D'abord,une petite explication(un peu "réchauffée,mais ma fille devant subir une -petite-intervention chirurgicale mes préoccupations étaient ailleurs):Celeborn je n'ai pas du tout apprécié ta remarque ,à moins que je n'en aie pas saisi tout le sel,nécessairement plus attique que marin.Et comme tu es quelqu'un dont j'apprécie les interventions,j'en suis un peu choquée,suffisamment pour préférer te le dire directement.Je suis d'ailleurs assez surprise à chaque fois que la grammaire soit un lieu de réactions extrêmes:pour moi,l'analyse logique n'est justement intéressante que lorsqu'elle est problématique.Et la différence entre relative et interrogative indirecte est, justement aussi, un point très problématique,car,comme le dit Véronique,il repose sur le sens et non la morphologie(le pronom interrogatif étant le même que le pronom relatif).
Si j'ai ramené ma fraise,c'est parce que justement,on ne se refait pas,ce point est un grand classique lorsqu'on fait un thème latin,le latin plus simple,distinguant clairement la relative,à l'indicatif et l'interrogative, indirecte au subjonctif et au surplus n'utilisant pas,du moins au nominatif-accusatif,le même pronom que le relatif.Donc,il est impératif de ne pas confondre pour traduire.
J'ajoute que la différence d'approche entre "classiques" et modernes est justement là:les classiques travaillent sur le sens (parce que c'est ce qui compte pour pouvoir traduire)alors que les modernes ont une approche plus purement descriptive.

Bref,c'est dit.
Pour notre phrase:
Dans les heures qui suivaient la réponse de mon père, je savais ce qui se passerait.
l'ambiguïté vient comme l'a remarqué Abraxas d'un emploi très particulier de l'imparfait dans cette phrase.On attendrait plus naturellement "dans les heures qui suivirent". et "je savais ce qui allait se passer "-futur immédiat,indicatif-plut^t que ce conditionnel,certes,John,de concordance des temps,mais qui ici ajoute à mon avis une nuance de potentiel plus que de futur.
C'est à cause de cette nuance que je pencherais pour une interrogation indirecte,(je savais-au sens de "je me doutais bien de ce qui allait se passer)"alors que si on utilisait le simple imparfait,(je savais ce qui se passait)on aurait plus clairement un énoncé affirmatif cadrant mieux avec une simple relative.(je connaissais exactement le résultat de ses paroles)
Le sens interrogatif apparaît encore plus clairement il me semble si on met la phrase dans l'ordre plus logique:
"je savais ce qui se passerait dans les heures qui suivaient la réponse de mon père" (sauf qu'on attendrait un "qui suivraient" :c'est la phrase entière qui est problématique en fait...)
Bref,Celeborn,on a bien la même analyse de cette phrase,en fait.

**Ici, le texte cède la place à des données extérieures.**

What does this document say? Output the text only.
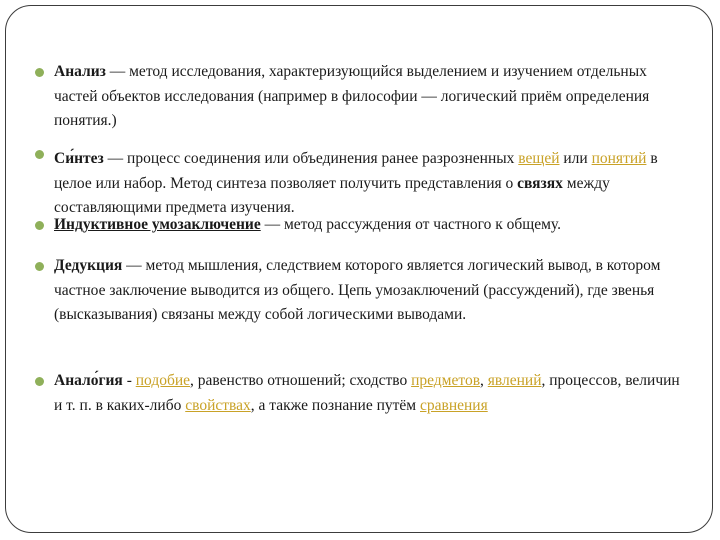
Анализ — метод исследования, характеризующийся выделением и изучением отдельных частей объектов исследования (например в философии — логический приём определения понятия.)
Си́нтез — процесс соединения или объединения ранее разрозненных вещей или понятий в целое или набор. Метод синтеза позволяет получить представления о связях между составляющими предмета изучения.
Индуктивное умозаключение — метод рассуждения от частного к общему.
Дедукция — метод мышления, следствием которого является логический вывод, в котором частное заключение выводится из общего. Цепь умозаключений (рассуждений), где звенья (высказывания) связаны между собой логическими выводами.
Анало́гия - подобие, равенство отношений; сходство предметов, явлений, процессов, величин и т. п. в каких-либо свойствах, а также познание путём сравнения
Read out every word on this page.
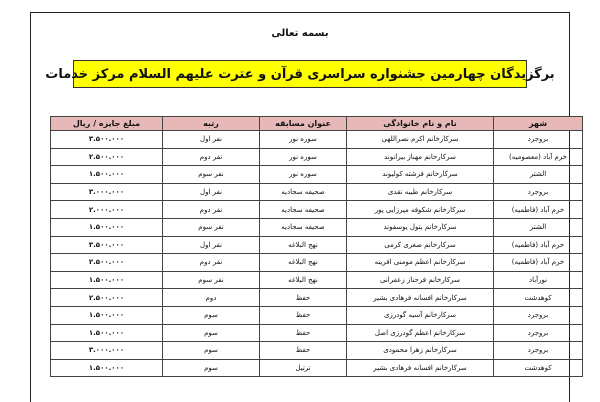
بسمه تعالی
برگزیدگان چهارمین جشنواره سراسری قرآن و عترت علیهم السلام مرکز خدمات
شهر	نام و نام خانوادگی	عنوان مسابقه	رتبه	مبلغ جایزه / ریال
بروجرد	سرکارخانم اکرم نصراللهی	سوره نور	نفر اول	۳.۵۰۰.۰۰۰
خرم آباد (معصومیه)	سرکارخانم مهناز بیرانوند	سوره نور	نفر دوم	۲.۵۰۰.۰۰۰
الشتر	سرکارخانم فرشته کولیوند	سوره نور	نفر سوم	۱.۵۰۰.۰۰۰
بروجرد	سرکارخانم طیبه نقدی	صحیفه سجادیه	نفر اول	۳.۰۰۰.۰۰۰
خرم آباد (فاطمیه)	سرکارخانم شکوفه میرزایی پور	صحیفه سجادیه	نفر دوم	۲.۰۰۰.۰۰۰
الشتر	سرکارخانم بتول یوسفوند	صحیفه سجادیه	نفر سوم	۱.۵۰۰.۰۰۰
خرم آباد (فاطمیه)	سرکارخانم صغری کرمی	نهج البلاغه	نفر اول	۳.۵۰۰.۰۰۰
خرم آباد (فاطمیه)	سرکارخانم اعظم مومنی افرینه	نهج البلاغه	نفر دوم	۲.۵۰۰.۰۰۰
نورآباد	سرکارخانم فرحناز زعفرانی	نهج البلاغه	نفر سوم	۱.۵۰۰.۰۰۰
کوهدشت	سرکارخانم افسانه فرهادی بشیر	حفظ	دوم	۲.۵۰۰.۰۰۰
بروجرد	سرکارخانم آسیه گودرزی	حفظ	سوم	۱.۵۰۰.۰۰۰
بروجرد	سرکارخانم اعظم گودرزی اصل	حفظ	سوم	۱.۵۰۰.۰۰۰
بروجرد	سرکارخانم زهرا محمودی	حفظ	سوم	۳.۰۰۰.۰۰۰
کوهدشت	سرکارخانم افسانه فرهادی بشیر	ترتیل	سوم	۱.۵۰۰.۰۰۰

En tout cas pour des élèves,je leur dirais tout simplement qu'il y a ici hésitation/ou j'accepterais les deux analyses.

ps:je n'ai pas très bien compris non plus pourquoi la discussion dérivait vers les conjonctives (complétives ou pas )parce que là ça n'a rien à voir,ce n'est pas le même "que" (conjonction vs pronom)donc là on ne risque pas de confondre.